Comienzo a manejar bajo la lluvia, la aplicación de mapas web me marca 20 minutos para llegar a mi destino, voy a buena hora, pero manejaré despacio, ya sé que cuando llueve todos nos estresamos y empiezan los descuidos.
Siento que los primeros encharcamientos son normales, generalmente el centro suele inundarse rápidamente, pero conforme voy avanzando, no encuentro una sola calle libre. El mapa sigue marcando 20 minutos para llegar a pesar de que he avanzando un buen tramo.
Me sugiere desviarme a una calle, luego a otra, luego a otra, el camino azul pasa a ser amarillo y ya está lleno de puntos rojos. Esto indica que hay tráfico, accidente o algo que mantenga detenidos a los coches.
Ya no es buena hora, ya estoy al filo de mi cita y todo apunta a que no lograré ser puntual.
Veo que el nivel del agua ya ha subido algunos centímetros. Un hombre camina por fuera de su casa con el pantalón arremangado y el encharcamiento casi alcanza su rodilla, “esa es una buena foto”, pienso, pero no me detengo, es mayor mi temor a quedarme varada.
Todo el camino fue así: calles rebosantes de agua, caminos inciertos, sudor frío porque si me apaga el coche tendré dos problemas, no llegar a la entrevista y tampoco poder regresar a casa.
El Ayuntamiento emitió un comunicado en el que informó que esta lluvia fue histórica, nunca antes se sabía registrado tanta cantidad de agua durante el mes de mayo sobre Mérida, en un día llovió más de lo que generalmente llueve en todo el mes.
Recomienda a la ciudadanía no transitar por las calles inundadas, pero cuando toda la ciudad está bajo el agua ¿cómo es eso posible?.

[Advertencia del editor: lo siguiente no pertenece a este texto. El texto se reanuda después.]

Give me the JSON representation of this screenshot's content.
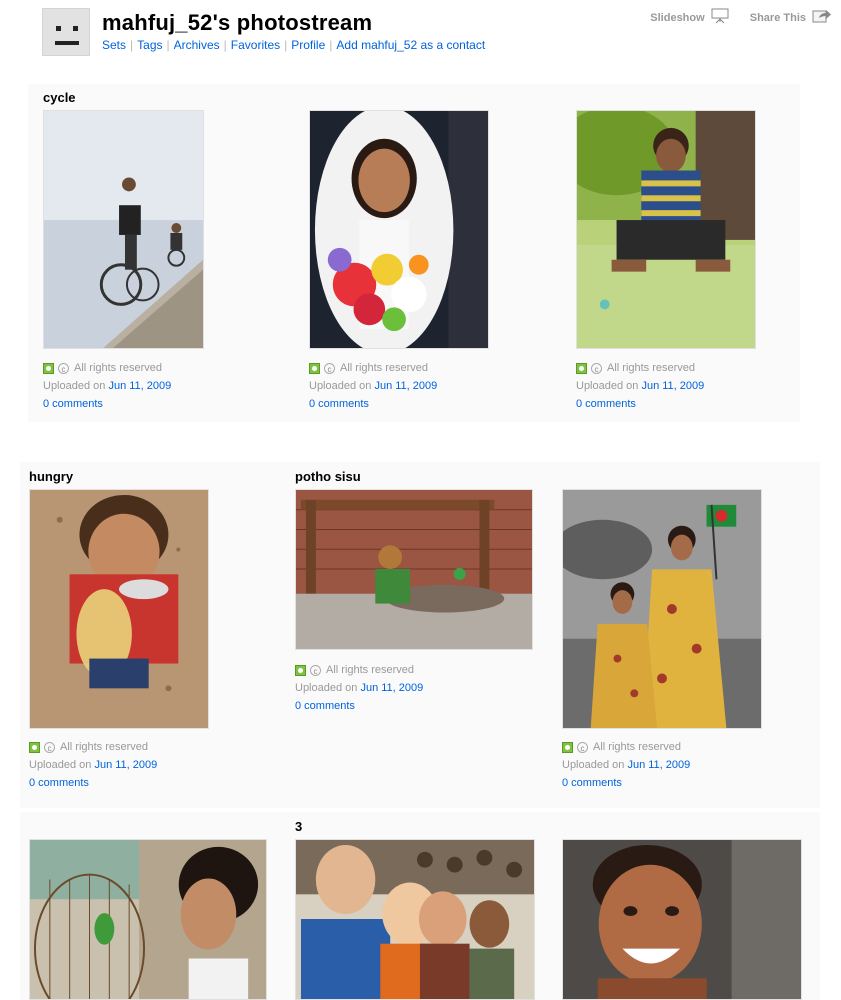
{
  "header": {
    "title": "mahfuj_52's photostream",
    "nav": [
      "Sets",
      "Tags",
      "Archives",
      "Favorites",
      "Profile",
      "Add mahfuj_52 as a contact"
    ]
  },
  "tools": {
    "slideshow": "Slideshow",
    "share": "Share This"
  },
  "icons": {
    "buddy": "buddy-icon",
    "slideshow": "slideshow-icon",
    "share": "share-icon",
    "license": "license-icon",
    "copyright": "copyright-icon"
  },
  "colors": {
    "link": "#0063dc",
    "license_green": "#7fc241",
    "panel": "#fafafa"
  },
  "photos": [
    {
      "set_title": "cycle",
      "license": "All rights reserved",
      "uploaded_prefix": "Uploaded on",
      "uploaded_date": "Jun 11, 2009",
      "comments": "0 comments",
      "depicts": "boys-on-bicycles"
    },
    {
      "set_title": "",
      "license": "All rights reserved",
      "uploaded_prefix": "Uploaded on",
      "uploaded_date": "Jun 11, 2009",
      "comments": "0 comments",
      "depicts": "girl-with-flowers"
    },
    {
      "set_title": "",
      "license": "All rights reserved",
      "uploaded_prefix": "Uploaded on",
      "uploaded_date": "Jun 11, 2009",
      "comments": "0 comments",
      "depicts": "boy-playing-marbles"
    },
    {
      "set_title": "hungry",
      "license": "All rights reserved",
      "uploaded_prefix": "Uploaded on",
      "uploaded_date": "Jun 11, 2009",
      "comments": "0 comments",
      "depicts": "child-eating"
    },
    {
      "set_title": "potho sisu",
      "license": "All rights reserved",
      "uploaded_prefix": "Uploaded on",
      "uploaded_date": "Jun 11, 2009",
      "comments": "0 comments",
      "depicts": "street-baby"
    },
    {
      "set_title": "",
      "license": "All rights reserved",
      "uploaded_prefix": "Uploaded on",
      "uploaded_date": "Jun 11, 2009",
      "comments": "0 comments",
      "depicts": "girls-with-flag"
    },
    {
      "set_title": "",
      "depicts": "girl-with-parrot-cage"
    },
    {
      "set_title": "3",
      "depicts": "group-of-students"
    },
    {
      "set_title": "",
      "depicts": "smiling-boy"
    }
  ]
}
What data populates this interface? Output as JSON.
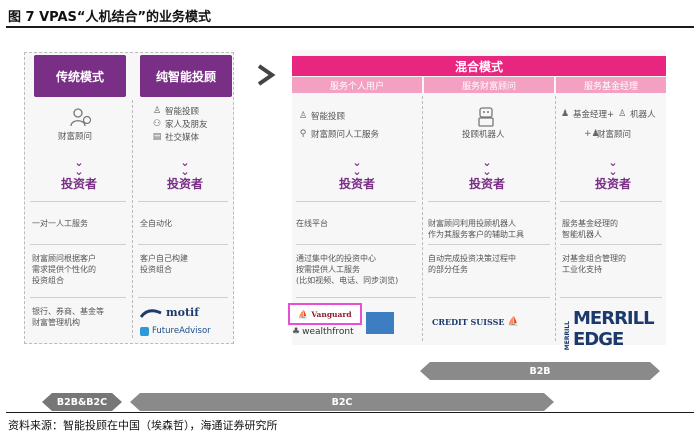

Foto: Ayuntamiento de Mérida
Varios coches se han quedado en el camino y no sé a quién encomendarme para seguir avanzando. “Chaac, gracias por tus bendiciones, pero dame tregua papito, no estoy fiesteando, no me estoy portando mal, sólo quiero chambear”, me repito en mi cabeza una y otra vez.
Un recorrido que debió haber sido de 20 minutos ya se extendió a casi una hora, pero al fin veo la luz al final del túnel: faltan cuatro minutos para llegar en una línea recta, que si bien está completamente roja, me indica que lo voy a lograr.
Llegué 20 minutos tarde, un poco mojada por el trayecto del estacionamiento al lobby, me disculpo, les explico que la lluvia está rara, muy intensa y ellas, que están de visita en Mérida, me comentan que sí les pareció extraño el diluvio.
“De haber sabido lo hubiéramos hecho la semana pasada”, comentan. “La semana pasada estábamos en calor extremo y había sensaciones térmicas rondando los 40 grados”, les respondo.
Foto: Jusaeri
Me preguntan si aún con esos panoramas disfruto vivir aquí, que tal vez ellas no podrían. “Sí, vivir en Mérida no es para cualquiera, dejen de promocionar a la ciudad allá afuera”, les digo en un tono que les asegura que no es broma.
Victoria para Astrid: no se me apagó el coche, llegué a la entrevista y aproveché la histórica lluvia para poner mi granito de arena contra la gentrificación.